Yudhika Sujanani, chef-proprietor of Holi Cow
As a kid, Yudhika and her siblings were always giddy with anticipation in the run-up to Diwali. “Brightly tinted nuts, psychedelic syrups and exotic aromas had us all completely mesmerised,” she reminisces. “We always wore new clothes on Diwali – right down to our socks and shoes. We would stay home one year and visit family and friends the next to exchange sweet hampers.
Almost every home visited would welcome guests with a sweet delicacy to “sweeten” the next year. And the savouries were just heavenly – crisp pakoras served with a range of chutneys and the best samoosas, of course. It’s almost as though every hostess didn’t want you to go to the next stop without being fed and loved!”
These days, Diwali is a doubly sweet celebration for Yudhika, as it happens over her daughter Tanvi’s birthday. “It always falls during the exams, so we tend to have a short but epic celebration before Tanvi and my son Rushill get back to the books.”
Yudhika’s pro tip: “Making banana puri can be daunting – it’s as if this delicacy can feel the fear! The trick is to not give up no matter how awful they look at first. Practice really does make perfect.”
Georgia Pillay, of the blog Food Like Amma Used to Make It
Growing up, exchanging parcels of sweet and savoury treats such as burfee, gulab jamun and samoosas with neighbours was an annual tradition, with her mother filling up her novelty biscuit tins the week before.
“Diwali day was about ceremony as much as it was a celebration. The day began with a bath using three different kinds of oils,” recounts Georgia. “We dressed in new or traditional clothes before delivering parcels to our neighbours around midday. In the evening, we lit clay lamps, then enjoyed a selection of curries with roti or biryani for supper. The festivities concluded with fireworks.” After moving abroad, Georgia revived some of her childhood traditions to introduce them to her son, Kris. “I make my favourite treats annually, to share with those dearest to me.”

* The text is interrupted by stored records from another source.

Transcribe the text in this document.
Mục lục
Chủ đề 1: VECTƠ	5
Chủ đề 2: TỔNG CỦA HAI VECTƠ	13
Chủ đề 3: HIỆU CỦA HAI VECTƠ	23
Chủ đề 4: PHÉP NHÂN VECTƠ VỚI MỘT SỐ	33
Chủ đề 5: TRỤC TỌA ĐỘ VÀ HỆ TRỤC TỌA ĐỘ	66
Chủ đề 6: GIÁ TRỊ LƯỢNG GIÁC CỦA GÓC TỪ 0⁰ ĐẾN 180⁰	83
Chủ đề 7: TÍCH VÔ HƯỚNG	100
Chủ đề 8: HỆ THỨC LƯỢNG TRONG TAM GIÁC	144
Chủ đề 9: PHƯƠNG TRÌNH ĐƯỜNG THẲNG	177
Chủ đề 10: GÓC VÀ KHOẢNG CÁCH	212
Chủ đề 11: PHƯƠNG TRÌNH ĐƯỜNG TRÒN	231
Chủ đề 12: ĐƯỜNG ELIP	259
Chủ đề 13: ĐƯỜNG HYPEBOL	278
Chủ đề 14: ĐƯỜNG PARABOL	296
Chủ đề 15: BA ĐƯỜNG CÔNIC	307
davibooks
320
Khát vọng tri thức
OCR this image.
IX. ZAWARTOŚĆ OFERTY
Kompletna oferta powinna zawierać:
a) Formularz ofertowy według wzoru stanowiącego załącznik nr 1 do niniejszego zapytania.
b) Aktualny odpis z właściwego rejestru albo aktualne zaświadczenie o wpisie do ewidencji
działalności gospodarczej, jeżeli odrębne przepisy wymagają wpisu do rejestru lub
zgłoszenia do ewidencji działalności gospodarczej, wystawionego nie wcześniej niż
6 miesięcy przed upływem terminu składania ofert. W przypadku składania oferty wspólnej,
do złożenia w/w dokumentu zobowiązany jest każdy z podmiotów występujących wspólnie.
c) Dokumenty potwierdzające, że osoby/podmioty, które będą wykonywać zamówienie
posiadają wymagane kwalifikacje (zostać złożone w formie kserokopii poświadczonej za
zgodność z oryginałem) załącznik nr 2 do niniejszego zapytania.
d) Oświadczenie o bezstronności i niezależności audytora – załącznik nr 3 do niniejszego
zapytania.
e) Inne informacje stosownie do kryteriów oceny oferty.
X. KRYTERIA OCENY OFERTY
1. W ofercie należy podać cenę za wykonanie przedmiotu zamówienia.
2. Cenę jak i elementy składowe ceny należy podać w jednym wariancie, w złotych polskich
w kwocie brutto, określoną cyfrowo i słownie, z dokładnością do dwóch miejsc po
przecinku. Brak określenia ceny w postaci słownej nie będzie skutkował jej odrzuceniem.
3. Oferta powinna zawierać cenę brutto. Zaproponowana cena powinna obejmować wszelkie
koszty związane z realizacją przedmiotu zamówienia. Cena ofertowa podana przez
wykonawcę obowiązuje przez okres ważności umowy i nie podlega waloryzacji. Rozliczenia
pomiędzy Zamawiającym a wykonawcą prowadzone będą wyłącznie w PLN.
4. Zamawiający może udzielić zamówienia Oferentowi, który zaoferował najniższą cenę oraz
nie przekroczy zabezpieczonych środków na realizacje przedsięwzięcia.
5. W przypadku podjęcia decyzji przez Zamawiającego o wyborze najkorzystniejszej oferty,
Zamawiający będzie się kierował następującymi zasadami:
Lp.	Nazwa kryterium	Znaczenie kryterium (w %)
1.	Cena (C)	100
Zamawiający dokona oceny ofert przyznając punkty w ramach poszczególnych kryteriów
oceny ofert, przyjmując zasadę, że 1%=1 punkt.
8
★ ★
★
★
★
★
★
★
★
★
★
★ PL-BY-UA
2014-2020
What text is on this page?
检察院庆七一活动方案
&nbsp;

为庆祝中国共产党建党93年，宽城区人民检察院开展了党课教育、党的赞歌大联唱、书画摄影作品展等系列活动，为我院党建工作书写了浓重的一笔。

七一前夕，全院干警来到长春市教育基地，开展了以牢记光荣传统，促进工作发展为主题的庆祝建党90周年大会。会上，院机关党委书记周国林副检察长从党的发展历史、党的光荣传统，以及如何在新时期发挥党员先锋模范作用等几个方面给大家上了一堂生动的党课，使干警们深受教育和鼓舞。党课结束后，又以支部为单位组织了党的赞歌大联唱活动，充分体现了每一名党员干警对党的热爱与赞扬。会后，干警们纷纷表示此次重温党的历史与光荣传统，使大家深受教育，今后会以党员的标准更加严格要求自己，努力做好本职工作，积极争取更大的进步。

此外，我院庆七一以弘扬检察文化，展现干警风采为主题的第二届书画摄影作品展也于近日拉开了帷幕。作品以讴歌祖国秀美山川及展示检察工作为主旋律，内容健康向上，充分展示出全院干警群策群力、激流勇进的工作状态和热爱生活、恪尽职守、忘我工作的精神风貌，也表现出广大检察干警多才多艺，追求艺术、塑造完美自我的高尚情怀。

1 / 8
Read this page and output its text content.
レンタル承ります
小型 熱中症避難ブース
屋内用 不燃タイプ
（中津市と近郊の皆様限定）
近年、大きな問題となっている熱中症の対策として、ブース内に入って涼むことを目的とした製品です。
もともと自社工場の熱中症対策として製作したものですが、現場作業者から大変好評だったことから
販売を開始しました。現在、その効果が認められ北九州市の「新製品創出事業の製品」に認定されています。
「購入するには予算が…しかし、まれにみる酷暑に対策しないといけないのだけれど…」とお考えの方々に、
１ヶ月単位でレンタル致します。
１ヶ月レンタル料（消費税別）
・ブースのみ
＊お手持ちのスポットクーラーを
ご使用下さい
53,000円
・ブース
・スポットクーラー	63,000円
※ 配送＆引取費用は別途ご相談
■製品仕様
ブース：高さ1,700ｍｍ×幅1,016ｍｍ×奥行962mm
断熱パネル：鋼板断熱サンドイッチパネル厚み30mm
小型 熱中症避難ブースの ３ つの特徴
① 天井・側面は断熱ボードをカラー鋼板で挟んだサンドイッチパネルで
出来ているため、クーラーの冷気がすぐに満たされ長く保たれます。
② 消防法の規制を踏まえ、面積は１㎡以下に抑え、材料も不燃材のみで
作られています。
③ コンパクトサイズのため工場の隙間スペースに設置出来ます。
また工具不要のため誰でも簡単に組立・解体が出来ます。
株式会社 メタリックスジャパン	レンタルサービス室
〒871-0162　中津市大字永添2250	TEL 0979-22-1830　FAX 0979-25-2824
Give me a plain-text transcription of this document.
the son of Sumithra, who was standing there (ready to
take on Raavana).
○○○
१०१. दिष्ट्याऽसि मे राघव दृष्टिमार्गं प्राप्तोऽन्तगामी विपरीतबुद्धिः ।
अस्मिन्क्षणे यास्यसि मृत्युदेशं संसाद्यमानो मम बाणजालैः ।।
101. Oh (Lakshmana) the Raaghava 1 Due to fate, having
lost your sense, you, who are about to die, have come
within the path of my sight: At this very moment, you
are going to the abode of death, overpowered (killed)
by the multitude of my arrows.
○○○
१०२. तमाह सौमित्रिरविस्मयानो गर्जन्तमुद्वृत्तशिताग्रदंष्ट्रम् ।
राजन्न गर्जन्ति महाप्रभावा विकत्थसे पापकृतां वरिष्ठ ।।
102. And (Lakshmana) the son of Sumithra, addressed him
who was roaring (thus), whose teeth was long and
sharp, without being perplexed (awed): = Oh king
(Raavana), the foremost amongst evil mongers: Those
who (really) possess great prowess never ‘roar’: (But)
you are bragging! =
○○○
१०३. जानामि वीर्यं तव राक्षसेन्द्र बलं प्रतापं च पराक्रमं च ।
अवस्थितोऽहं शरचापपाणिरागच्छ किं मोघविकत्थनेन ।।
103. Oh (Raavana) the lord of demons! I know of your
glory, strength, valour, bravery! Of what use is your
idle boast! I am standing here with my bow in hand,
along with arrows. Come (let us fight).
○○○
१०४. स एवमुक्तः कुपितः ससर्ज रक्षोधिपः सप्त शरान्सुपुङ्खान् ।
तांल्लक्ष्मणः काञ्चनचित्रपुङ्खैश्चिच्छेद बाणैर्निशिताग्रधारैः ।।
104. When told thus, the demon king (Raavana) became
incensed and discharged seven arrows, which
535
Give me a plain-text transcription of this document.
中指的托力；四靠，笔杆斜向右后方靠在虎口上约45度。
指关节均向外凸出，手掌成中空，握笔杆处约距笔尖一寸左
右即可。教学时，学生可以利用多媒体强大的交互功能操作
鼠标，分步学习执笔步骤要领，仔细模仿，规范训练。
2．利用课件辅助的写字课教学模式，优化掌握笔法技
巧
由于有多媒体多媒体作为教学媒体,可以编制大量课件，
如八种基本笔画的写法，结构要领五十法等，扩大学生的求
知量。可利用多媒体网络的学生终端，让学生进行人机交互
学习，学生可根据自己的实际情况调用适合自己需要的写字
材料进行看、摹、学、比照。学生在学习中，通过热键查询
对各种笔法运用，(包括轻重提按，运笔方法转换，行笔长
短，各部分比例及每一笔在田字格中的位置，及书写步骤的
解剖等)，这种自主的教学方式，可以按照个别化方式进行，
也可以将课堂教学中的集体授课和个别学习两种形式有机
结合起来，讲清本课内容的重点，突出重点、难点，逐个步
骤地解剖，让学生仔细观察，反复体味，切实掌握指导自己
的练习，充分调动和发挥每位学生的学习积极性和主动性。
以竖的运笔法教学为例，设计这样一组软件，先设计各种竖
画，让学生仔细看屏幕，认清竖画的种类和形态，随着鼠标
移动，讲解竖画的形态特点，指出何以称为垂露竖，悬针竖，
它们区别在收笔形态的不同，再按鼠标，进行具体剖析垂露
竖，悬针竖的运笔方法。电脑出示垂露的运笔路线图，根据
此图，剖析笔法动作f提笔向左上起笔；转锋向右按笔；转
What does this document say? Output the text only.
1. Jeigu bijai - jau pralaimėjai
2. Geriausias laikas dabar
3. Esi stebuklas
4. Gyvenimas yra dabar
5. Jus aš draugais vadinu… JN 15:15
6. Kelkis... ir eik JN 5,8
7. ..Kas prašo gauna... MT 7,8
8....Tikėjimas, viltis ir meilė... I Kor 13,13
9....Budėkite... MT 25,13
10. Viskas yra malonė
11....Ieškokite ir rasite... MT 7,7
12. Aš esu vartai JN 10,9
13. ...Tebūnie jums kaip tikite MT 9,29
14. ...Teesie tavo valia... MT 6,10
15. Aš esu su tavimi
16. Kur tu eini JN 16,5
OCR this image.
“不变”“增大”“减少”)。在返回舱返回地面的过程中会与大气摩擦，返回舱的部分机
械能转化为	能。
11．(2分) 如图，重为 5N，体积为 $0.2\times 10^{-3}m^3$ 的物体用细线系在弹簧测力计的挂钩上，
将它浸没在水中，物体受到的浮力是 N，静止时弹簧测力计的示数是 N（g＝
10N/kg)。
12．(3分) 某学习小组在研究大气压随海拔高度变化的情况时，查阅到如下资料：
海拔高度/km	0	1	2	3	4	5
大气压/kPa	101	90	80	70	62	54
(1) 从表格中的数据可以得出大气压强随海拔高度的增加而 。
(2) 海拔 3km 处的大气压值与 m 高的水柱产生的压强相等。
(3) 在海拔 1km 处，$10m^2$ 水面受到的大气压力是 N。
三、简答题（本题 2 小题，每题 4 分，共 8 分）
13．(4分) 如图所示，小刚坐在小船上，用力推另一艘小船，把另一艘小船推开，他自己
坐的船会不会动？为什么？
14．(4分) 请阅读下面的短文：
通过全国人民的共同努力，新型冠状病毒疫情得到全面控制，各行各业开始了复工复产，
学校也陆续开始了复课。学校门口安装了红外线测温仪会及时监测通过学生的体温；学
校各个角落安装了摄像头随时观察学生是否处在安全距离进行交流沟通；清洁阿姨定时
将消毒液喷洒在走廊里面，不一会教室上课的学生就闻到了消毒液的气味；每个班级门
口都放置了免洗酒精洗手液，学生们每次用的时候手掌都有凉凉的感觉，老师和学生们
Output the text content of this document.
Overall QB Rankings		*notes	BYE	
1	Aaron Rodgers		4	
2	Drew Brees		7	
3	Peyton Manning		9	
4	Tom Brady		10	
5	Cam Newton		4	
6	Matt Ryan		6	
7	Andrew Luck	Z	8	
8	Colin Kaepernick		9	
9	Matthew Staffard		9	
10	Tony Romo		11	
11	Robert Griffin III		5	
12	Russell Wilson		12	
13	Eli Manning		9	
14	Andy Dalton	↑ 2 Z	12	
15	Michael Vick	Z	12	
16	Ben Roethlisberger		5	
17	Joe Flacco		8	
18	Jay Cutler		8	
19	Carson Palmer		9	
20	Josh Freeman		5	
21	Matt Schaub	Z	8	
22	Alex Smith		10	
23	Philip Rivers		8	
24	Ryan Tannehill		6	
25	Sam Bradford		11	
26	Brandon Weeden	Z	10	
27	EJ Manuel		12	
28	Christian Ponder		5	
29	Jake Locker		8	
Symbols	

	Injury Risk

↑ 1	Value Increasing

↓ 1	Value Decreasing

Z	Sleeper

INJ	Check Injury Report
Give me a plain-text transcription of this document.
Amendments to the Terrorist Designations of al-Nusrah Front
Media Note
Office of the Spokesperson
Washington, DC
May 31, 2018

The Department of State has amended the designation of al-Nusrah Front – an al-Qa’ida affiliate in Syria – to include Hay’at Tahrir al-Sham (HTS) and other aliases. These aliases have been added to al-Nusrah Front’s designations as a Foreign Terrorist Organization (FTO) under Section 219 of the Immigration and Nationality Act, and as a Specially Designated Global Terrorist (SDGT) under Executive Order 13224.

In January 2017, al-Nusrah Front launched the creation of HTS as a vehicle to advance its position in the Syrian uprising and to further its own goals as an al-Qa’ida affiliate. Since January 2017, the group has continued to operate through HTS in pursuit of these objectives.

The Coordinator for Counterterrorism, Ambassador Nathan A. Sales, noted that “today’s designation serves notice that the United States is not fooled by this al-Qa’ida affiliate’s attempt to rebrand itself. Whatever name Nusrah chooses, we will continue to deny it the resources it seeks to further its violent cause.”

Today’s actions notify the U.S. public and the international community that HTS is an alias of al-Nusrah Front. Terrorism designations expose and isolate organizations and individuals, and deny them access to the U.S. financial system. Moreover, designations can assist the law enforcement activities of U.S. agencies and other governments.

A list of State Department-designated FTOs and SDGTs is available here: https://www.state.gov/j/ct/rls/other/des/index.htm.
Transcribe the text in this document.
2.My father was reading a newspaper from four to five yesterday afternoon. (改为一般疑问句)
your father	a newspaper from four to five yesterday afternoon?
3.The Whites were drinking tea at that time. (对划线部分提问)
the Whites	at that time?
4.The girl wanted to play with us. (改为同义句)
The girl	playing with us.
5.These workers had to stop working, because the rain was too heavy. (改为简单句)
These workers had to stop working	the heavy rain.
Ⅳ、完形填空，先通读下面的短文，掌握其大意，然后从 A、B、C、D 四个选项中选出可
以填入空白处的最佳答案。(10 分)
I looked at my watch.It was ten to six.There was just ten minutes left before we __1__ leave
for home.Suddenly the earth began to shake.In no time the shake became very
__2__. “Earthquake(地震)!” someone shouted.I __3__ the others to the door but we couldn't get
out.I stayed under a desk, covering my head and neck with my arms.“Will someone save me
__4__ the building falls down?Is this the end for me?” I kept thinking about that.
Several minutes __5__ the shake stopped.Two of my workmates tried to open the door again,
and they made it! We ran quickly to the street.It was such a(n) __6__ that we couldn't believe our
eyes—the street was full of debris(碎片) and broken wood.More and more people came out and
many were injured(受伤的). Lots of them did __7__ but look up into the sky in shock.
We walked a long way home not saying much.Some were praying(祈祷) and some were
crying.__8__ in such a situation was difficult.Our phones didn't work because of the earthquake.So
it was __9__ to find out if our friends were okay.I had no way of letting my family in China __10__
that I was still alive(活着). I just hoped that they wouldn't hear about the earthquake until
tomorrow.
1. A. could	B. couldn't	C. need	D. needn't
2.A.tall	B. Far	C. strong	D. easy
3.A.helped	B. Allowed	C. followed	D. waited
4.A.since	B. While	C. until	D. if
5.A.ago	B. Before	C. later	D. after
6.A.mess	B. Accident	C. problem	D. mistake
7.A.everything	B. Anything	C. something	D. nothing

Georgia’s pro tip: “The key to perfecting burfee is bringing the sugar syrup to the correct temperature, so that it sets. To test, dip a spoon into the syrup, then allow to cool for a minute. Place your finger on the spoon, then slowly lift. If a thread is visible, you can expect flop-proof burfee.”
Landi Govender of The Tocka Blog
When she was growing up in Durban, Landi would often help her mom, Yvonne, prep in the kitchen up to a week before Diwali, making family favourites including cheesy jalapeño half-moons with mint chutney, mini pizzas topped with sweet peppers in a home-made tikka sauce with paneer, and biryani – always paired with tall glasses of lassi blitzed using seasonal fruit and pistachios.
“On the day, we got dressed up and visited family, sharing everything we had made,” she says. Now that Landi has her own family, there will be sweet treats aplenty for her husband Uveshan, kids Osten and Satara and, most importantly, herself. “I could – and probably have – eaten my body weight in chana magaj, a delicious Indian fudge made with chickpea flour and ghee!”
Landi’s pro tip: “The trick to perfectly shaped jalebis (sweet treats made by deep-frying fermented batter in spirals before soaking in a spiced syrup) is pouring your batter into a squeeze bottle before frying. You’ll get perfectly crispy and even jalebis every time.”
Rev Batohi, general manager of Alchemy Ballito
Cooking for Diwali has always been regarded as a group activity in the Batohi household, says Rev. “It’s like a family cookout – whether you’re helping to fry samoosas or dipping lamingtons in warm cocoa, everyone is a contributor!”
To this day, non-negotiable menu items include Bombay Crush (“It’s my fondest childhood memory, because you could drink a milkshake for breakfast!”), his mom Geetha’s gulab jamun (“Imagine a koeksister that went to India!”) and his father Frank’s legendary vegetable biryani.
“A few days before Diwali, my dad visits a local market to source all the KZN produce, then marinates the vegetables in a homemade masala-tikka sauce the night before. On the day, it’s cooked with pure butter ghee over a wood fire, then topped with a sour-milk and chilli-cucumber dressing. Oh, and it also has blue rice!”
Rev’s pro tip: “There are a host of sweet treats that can only be made using powdered milk. Use the best-powdered milk money can buy. The integrity of ingredients really helps shape the flavour of these sweet treats.”
Annzra Denita, TASTE digital editor
Annzra grew up Catholic, so come Diwali, her family would join either their Hindu or Tamil relatives in their festivities. As her father, Kenny, is diabetic and no sugary treats were kept at home, Annzra was particularly enamoured with the sweetmeats on offer. “They were so colourful and pretty,” she remembers. “I loved looking at the way they were arranged and would sneak one off the tray before lunch was served. One of my favourite sweet treats is soji. It’s always served at big occasions, so I associate it with celebration and family. My mom’s best friend, aunty Linda, makes the best soji ever. Sadly I’ve never learnt how to make sweetmeats, but there are amazing places in Fordsburg that sell all the treats I love.”
The Diwali celebrations were pot-luck affairs, so they would bring something savoury like a curry or biryani, while her grandmother, Dolly, was the designated “vedah and samoosa aunty”. With her folks based in Joburg and 2020 being what it is, this will be Annzra’s first time hosting her own Diwali at home in Cape Town. “Who knows, I might even make burfee from scratch!”
Annzra’s pro tip: “My dad taught me to add a diced tomato to spices when you’re making a curry so that they don’t burn.”